Published April 30, 2013
| Fox News Latino
It’s difficult to visit Medellín today – with its world-class international restaurants, clubs, hotels, high-end clothing stores, and innovative urban renewal – and imagine what it was like 20 years ago when Pablo Escobar, one of the richest men in the world, ran the Medellín drug cartel with a cocaine-coated iron fist.
It was a corrupt, dangerous city where officials were bribed, old and new scores were settled with violence, people in high-crime areas were terrified to venture out at night, and tourism was unthinkable.
Pablo Escobar was gunned down in the city in 1993, but the public’s fascination with the legendary outlaw is still alive and well.
Like Al Capone, Escobar tried to position himself as a modern-day Robin Hood, and curried favor by giving money to the poor. Like his Chicago counterpart, he was a clever, ruthless criminal who had judges and politicians in his deep pockets. He once cut a deal to voluntarily turn himself in, provided that he design and build his own jail. When he was finally incarcerated, he had two personal chefs, a soccer field, and all the amenities befitting a Lord—albeit a drug lord.
Today, the charismatic cocaine kingpin is the subject of one of Medellín’s most unusual tours. A guide whisks you away to Pablo’s world, starting with Monaco, a white, non-descript, five-story building that was constructed like a cement fortress for Escobar, his family, and his young henchmen, whom he recruited from the poorest neighborhoods.
The cartel king lived with his family on the top floor, and had a walk-in safe the size of a room. Inside, he kept mountains of cash to use for bribes.
The grounds of Monaco include a swimming pool, a tennis court, and the garage where Escobar kept his beloved car collection. According to the tour guide, one of the cars may have belonged to Al Capone. In 1988, Escobar’s enemies set off two bombs at Monaco. The first injured his daughter’s ear, and the second destroyed his cars. Of course, Escobar retaliated in kind with wanton violence. The garage at Monaco bears scars and holes from the explosions, and there are rumors that the ghosts of Escobar’s murdered enemies still haunt the old abode.
The second stop is at a cemetery, where, in a large, tidy area with black stones, marble inlay and grass, visitors can walk close to the tombs of Escobar, who died at age 44, his brother, mother, father, cousin, and loyal bodyguard. Fresh flowers are placed at Escobar’s grave by still-loyal admirers.
A group of visitors arrived from another tour, which is organized by Pablo’s brother, who was his accountant. Their guide presented a far rosier picture of Escobar than ours did; according to her, Escobar was, indeed, a Robin Hood figure, who helped the poor and dared to take on the establishment.

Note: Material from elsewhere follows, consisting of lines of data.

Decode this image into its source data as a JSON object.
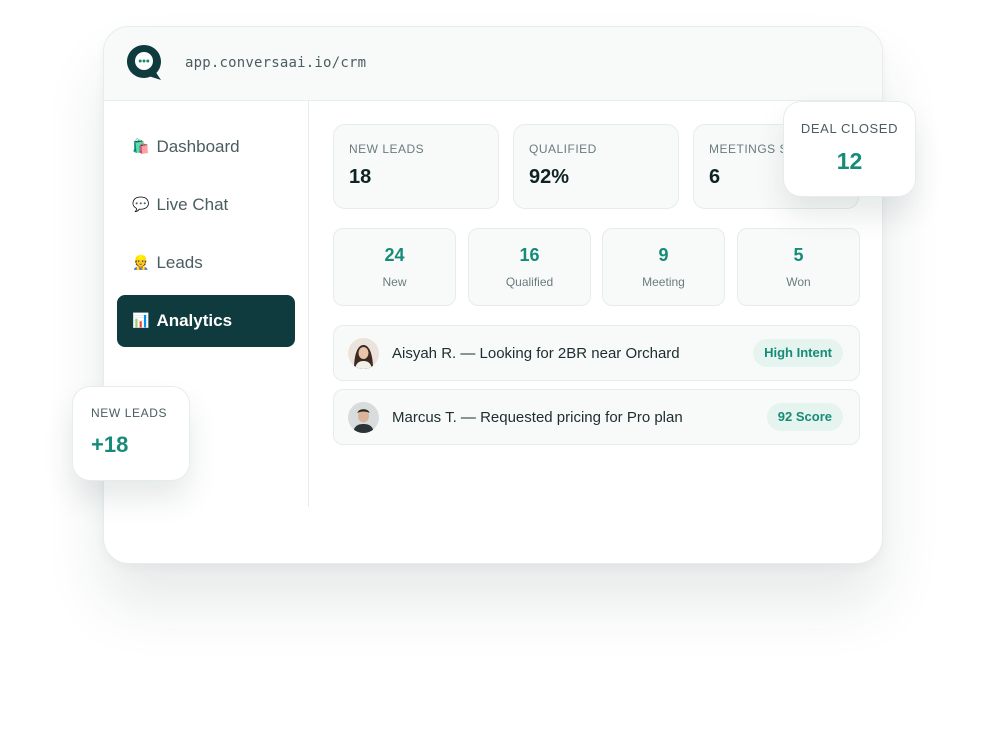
{
  "browser": {
    "url": "app.conversaai.io/crm"
  },
  "sidebar": {
    "items": [
      {
        "emoji": "🛍️",
        "label": "Dashboard",
        "active": false
      },
      {
        "emoji": "💬",
        "label": "Live Chat",
        "active": false
      },
      {
        "emoji": "👷",
        "label": "Leads",
        "active": false
      },
      {
        "emoji": "📊",
        "label": "Analytics",
        "active": true
      }
    ]
  },
  "stats": [
    {
      "label": "NEW LEADS",
      "value": "18"
    },
    {
      "label": "QUALIFIED",
      "value": "92%"
    },
    {
      "label": "MEETINGS SET",
      "value": "6"
    }
  ],
  "pipeline": [
    {
      "count": "24",
      "label": "New"
    },
    {
      "count": "16",
      "label": "Qualified"
    },
    {
      "count": "9",
      "label": "Meeting"
    },
    {
      "count": "5",
      "label": "Won"
    }
  ],
  "leads": [
    {
      "text": "Aisyah R. — Looking for 2BR near Orchard",
      "tag": "High Intent"
    },
    {
      "text": "Marcus T. — Requested pricing for Pro plan",
      "tag": "92 Score"
    }
  ],
  "floating": {
    "deal_closed": {
      "label": "DEAL CLOSED",
      "value": "12"
    },
    "new_leads": {
      "label": "NEW LEADS",
      "value": "+18"
    }
  },
  "colors": {
    "brand_dark": "#0f3a3e",
    "accent": "#168b78",
    "tag_bg": "#e6f4f0"
  },
  "icons": {
    "logo": "chat-bubble-icon"
  }
}
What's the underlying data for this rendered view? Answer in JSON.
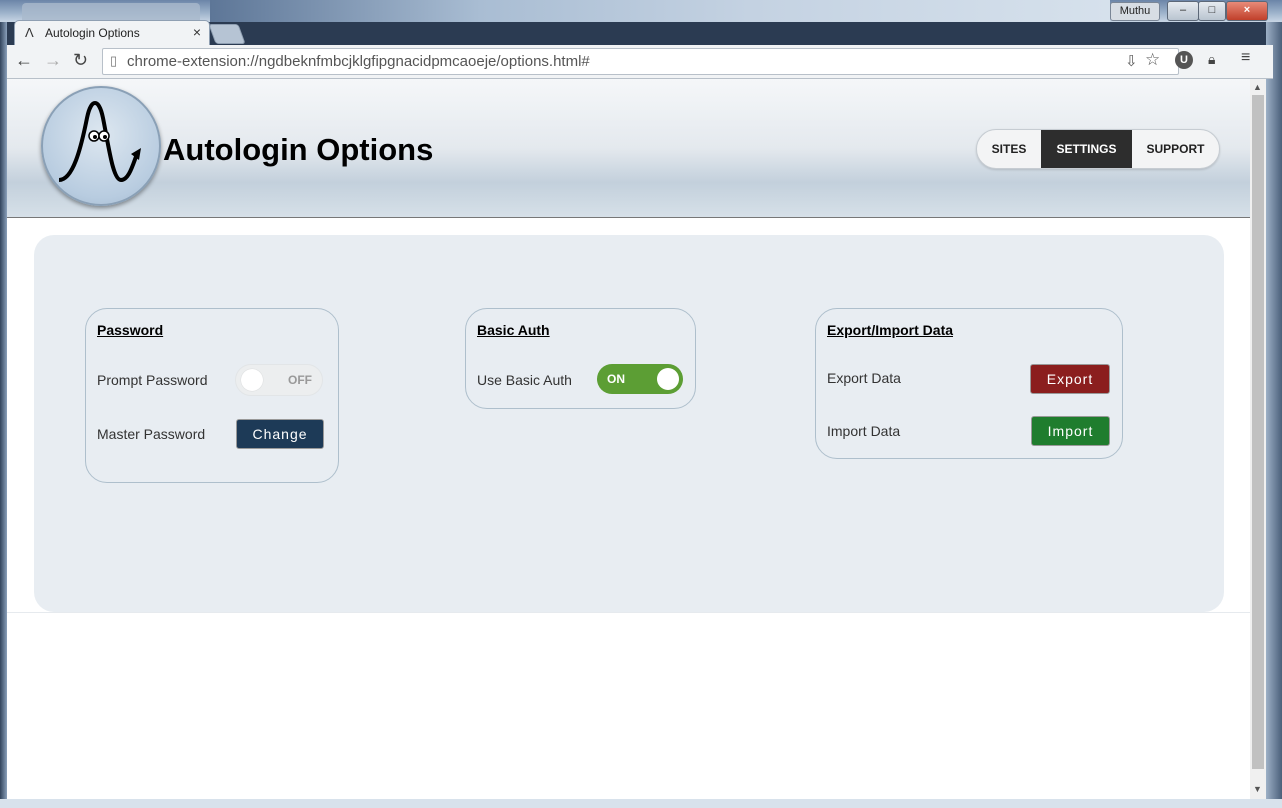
{
  "browser": {
    "tab_title": "Autologin Options",
    "tab_close": "×",
    "user_name": "Muthu",
    "url": "chrome-extension://ngdbeknfmbcjklgfipgnacidpmcaoeje/options.html#",
    "ext_u": "U"
  },
  "header": {
    "title": "Autologin Options",
    "nav": [
      "SITES",
      "SETTINGS",
      "SUPPORT"
    ],
    "active_nav": "SETTINGS"
  },
  "password_card": {
    "title": "Password",
    "prompt_label": "Prompt Password",
    "prompt_state": "OFF",
    "master_label": "Master Password",
    "change_button": "Change"
  },
  "basic_auth_card": {
    "title": "Basic Auth",
    "label": "Use Basic Auth",
    "state": "ON"
  },
  "export_import_card": {
    "title": "Export/Import Data",
    "export_label": "Export Data",
    "export_button": "Export",
    "import_label": "Import Data",
    "import_button": "Import"
  },
  "colors": {
    "change_button": "#1d3a57",
    "export_button": "#8b1e1e",
    "import_button": "#1f7d2e",
    "toggle_on": "#5c9e34",
    "nav_active": "#2d2d2d"
  }
}
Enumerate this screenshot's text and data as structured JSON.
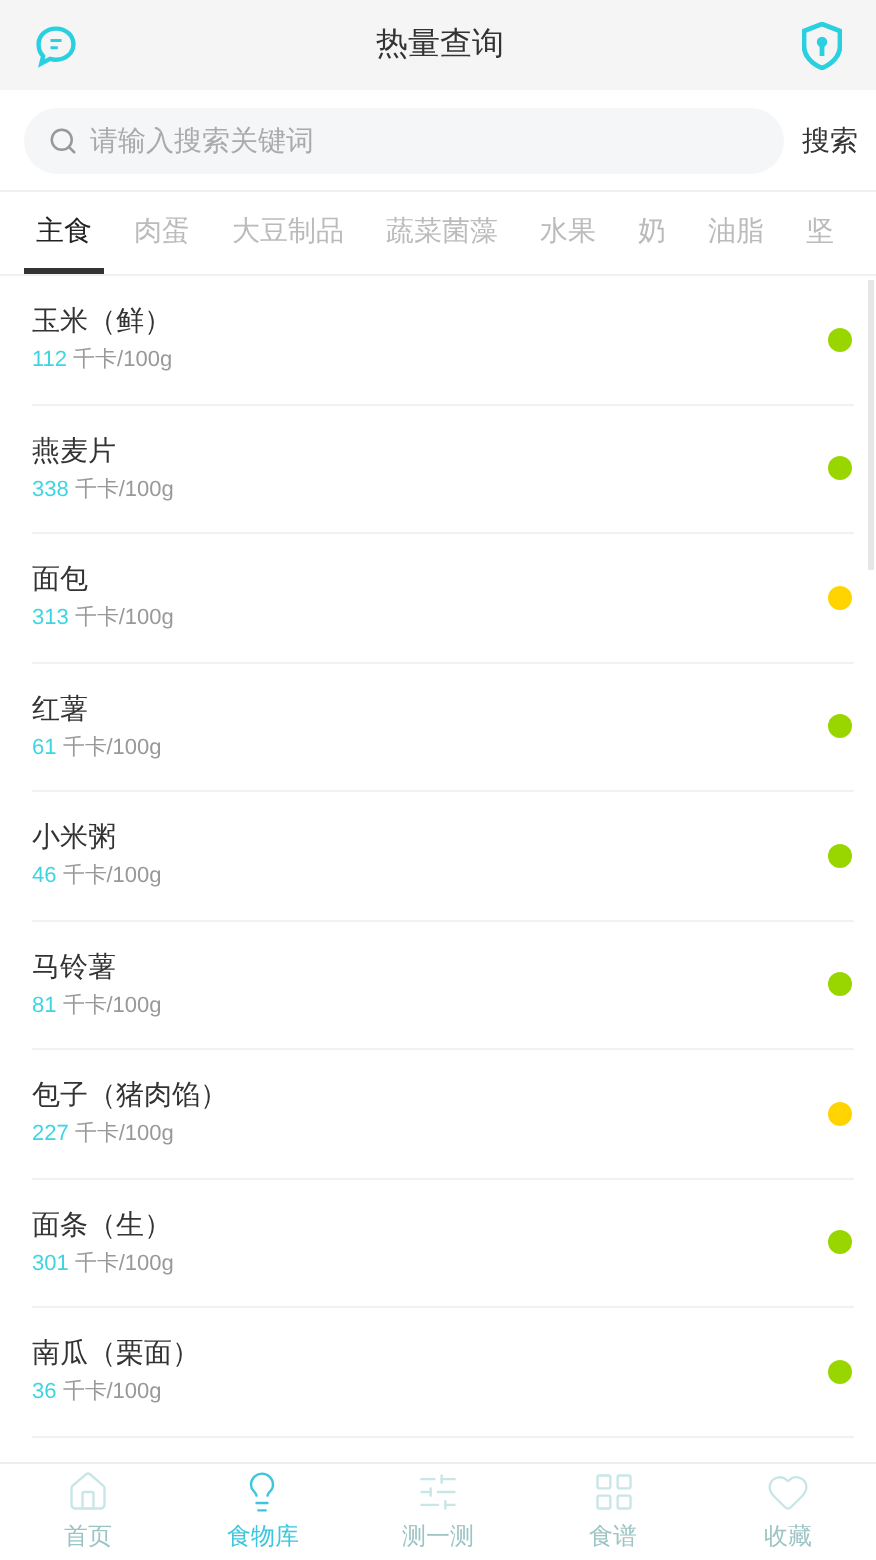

The third stop — and all sites are accompanied by vivid and sometimes lurid tales from the cartel era–– is at the house where Escobar was gunned down by the Colombian secret service when he tried to escape onto the roof. There are still Escobar family members who insist he died by his own hand, and shot himself to avoid being captured.
At the end of the tour, the guide says that Pablo Escobar was a seminal figure in Medellín history. When he died, the officials took a look at how corrupt and violent their city had become, and it was this impetus that helped turn it around to eventually become the delightful destination it is today.